Je n’attendis qu’une heure avant de voir venir maman :
« Bonsoir ma chérie !
_Salut maman ! Ça va ?
_Il faut qu’on parle ! Je ne sais pas si ce projet va te plaire mais je crois que c’est la meilleure façon de revivre. J’ai trouvé une petite maison pas très chère au bord de la mer…
_Alors on va déménager ? Je ne sais pas…et Jawade ?
_Fais-moi confiance, c’est une bonne décision, je suis sûre que ça va te plaire ! ! Jawade sera toujours dans notre cœur et nous pourrons venir nous recueillir sur sa tombe pendant les vacances. Qu’est-ce que tu en penses ? ?
_Je pense que ce sera un peu dur au début mais que je m’y ferais !
_On risque de partir demain matin.
_Tu as déjà tout organisé ? ? Je t’aime maman, tu sais ! »
Je me rendis chez Jallil, après avoir longtemps hésité. C’est  lui qui m’ouvrit la porte. Nous nous installâmes sur un petit banc qui se trouvait dans son jardin, je lui expliquai tout et…

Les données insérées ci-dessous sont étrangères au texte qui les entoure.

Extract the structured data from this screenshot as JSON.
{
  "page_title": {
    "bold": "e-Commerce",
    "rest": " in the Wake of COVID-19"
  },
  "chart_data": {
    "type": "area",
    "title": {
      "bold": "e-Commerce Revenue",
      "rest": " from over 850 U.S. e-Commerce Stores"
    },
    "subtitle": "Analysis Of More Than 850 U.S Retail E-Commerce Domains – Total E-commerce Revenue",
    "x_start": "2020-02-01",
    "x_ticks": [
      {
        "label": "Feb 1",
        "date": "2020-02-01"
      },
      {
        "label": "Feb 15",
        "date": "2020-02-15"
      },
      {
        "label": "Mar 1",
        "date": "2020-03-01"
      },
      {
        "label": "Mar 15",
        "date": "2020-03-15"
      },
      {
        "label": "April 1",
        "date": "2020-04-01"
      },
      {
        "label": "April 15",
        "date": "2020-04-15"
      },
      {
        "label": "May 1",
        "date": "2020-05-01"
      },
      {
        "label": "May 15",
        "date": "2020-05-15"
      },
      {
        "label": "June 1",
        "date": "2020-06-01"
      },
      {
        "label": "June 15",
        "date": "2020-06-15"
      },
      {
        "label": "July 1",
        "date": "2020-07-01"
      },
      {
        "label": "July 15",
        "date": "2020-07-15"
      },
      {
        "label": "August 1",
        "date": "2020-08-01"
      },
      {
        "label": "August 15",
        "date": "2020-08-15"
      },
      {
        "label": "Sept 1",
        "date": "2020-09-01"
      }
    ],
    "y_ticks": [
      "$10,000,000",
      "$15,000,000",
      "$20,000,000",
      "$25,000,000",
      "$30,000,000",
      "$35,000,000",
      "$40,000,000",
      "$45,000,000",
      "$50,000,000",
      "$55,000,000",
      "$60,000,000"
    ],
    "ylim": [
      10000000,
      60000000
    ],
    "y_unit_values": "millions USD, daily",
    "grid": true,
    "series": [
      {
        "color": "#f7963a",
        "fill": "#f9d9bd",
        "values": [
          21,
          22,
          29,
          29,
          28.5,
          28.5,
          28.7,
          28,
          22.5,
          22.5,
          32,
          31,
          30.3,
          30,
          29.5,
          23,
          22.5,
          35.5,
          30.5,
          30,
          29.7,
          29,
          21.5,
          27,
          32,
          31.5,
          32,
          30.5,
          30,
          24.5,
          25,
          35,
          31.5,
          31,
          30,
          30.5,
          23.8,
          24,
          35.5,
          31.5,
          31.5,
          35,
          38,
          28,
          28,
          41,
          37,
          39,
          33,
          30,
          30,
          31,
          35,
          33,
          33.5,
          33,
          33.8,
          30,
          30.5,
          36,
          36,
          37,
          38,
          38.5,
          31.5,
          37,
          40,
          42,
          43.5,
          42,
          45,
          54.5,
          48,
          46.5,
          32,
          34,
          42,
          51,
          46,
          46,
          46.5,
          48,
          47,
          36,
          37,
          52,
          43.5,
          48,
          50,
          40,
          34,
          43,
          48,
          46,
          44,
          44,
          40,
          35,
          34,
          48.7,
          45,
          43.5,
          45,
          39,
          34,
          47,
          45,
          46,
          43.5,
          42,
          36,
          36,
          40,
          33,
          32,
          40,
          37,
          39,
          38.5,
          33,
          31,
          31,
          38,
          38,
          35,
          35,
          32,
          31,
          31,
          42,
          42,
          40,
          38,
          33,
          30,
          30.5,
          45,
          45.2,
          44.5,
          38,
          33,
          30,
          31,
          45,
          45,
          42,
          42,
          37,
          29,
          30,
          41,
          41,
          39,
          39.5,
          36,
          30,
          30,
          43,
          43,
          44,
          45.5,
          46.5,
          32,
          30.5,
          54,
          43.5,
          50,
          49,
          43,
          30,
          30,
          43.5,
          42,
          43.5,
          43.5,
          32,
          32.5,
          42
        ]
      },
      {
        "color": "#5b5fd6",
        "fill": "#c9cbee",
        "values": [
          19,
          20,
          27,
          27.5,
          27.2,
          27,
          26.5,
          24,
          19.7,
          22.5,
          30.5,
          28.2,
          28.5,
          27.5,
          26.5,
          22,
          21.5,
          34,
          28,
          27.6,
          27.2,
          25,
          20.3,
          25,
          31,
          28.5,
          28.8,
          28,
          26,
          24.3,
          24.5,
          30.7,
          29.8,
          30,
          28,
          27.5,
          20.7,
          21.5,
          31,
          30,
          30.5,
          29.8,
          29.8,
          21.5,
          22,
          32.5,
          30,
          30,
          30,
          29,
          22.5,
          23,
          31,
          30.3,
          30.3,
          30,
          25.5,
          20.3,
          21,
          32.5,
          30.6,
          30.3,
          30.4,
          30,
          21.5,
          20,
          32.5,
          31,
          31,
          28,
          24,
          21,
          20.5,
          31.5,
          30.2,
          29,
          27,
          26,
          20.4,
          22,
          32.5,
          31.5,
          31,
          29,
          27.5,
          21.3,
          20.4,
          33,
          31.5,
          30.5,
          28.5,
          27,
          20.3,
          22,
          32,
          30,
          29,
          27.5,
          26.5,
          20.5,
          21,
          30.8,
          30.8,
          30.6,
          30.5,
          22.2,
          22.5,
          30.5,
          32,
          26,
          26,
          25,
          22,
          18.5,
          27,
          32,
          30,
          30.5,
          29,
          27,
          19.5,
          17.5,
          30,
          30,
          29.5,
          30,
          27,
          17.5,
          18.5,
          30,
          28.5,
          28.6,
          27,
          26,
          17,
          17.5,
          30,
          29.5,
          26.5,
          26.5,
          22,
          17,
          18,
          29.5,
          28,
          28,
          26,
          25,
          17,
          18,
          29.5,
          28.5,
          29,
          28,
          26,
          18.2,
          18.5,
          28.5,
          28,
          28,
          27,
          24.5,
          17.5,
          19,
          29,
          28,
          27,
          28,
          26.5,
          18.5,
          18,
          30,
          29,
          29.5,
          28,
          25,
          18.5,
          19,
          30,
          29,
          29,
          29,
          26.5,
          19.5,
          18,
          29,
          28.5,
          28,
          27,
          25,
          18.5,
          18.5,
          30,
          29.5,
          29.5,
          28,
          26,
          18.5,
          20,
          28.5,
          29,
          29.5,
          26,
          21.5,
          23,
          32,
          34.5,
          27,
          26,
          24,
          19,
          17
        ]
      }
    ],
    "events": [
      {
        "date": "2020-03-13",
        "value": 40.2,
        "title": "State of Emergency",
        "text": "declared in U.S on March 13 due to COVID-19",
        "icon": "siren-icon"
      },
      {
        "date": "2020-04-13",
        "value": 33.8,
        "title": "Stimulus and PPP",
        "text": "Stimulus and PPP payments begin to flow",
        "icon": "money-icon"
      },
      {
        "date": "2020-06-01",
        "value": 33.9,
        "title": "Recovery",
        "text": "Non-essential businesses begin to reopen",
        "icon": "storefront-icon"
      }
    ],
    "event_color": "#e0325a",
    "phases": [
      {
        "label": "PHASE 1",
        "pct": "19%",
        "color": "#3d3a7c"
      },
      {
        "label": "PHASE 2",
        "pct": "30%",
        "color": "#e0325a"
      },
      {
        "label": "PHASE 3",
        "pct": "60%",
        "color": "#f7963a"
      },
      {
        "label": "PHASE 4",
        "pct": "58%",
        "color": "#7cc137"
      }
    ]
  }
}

« Avant de partir, je dois te dire que j’ai beaucoup apprécié ces moments de bonheur que l’on a passé ensemble et que notre amitié restera gravée dans mon cœur. Je te remercie aussi d’avoir été mon ange gardien pendant tous mes instants de détresse. J’aurais voulu que l’on se rencontre dans un autre contexte, peut-être que ça aurait marché entre nous. Je veux que tu me promettes que tu seras heureux, sois-le pour moi s’il te plaît. Il ne faut rien regretter. Je dois y aller maintenant, mais, crois-moi, je ne t’oublierais jamais ! Adieu ! »
Je me levai et pris le chemin de la maison, je marchais lentement sans regarder derrière moi mais je savais qu’il était resté là à me regarder partir. Tout était vraiment fini, maintenant.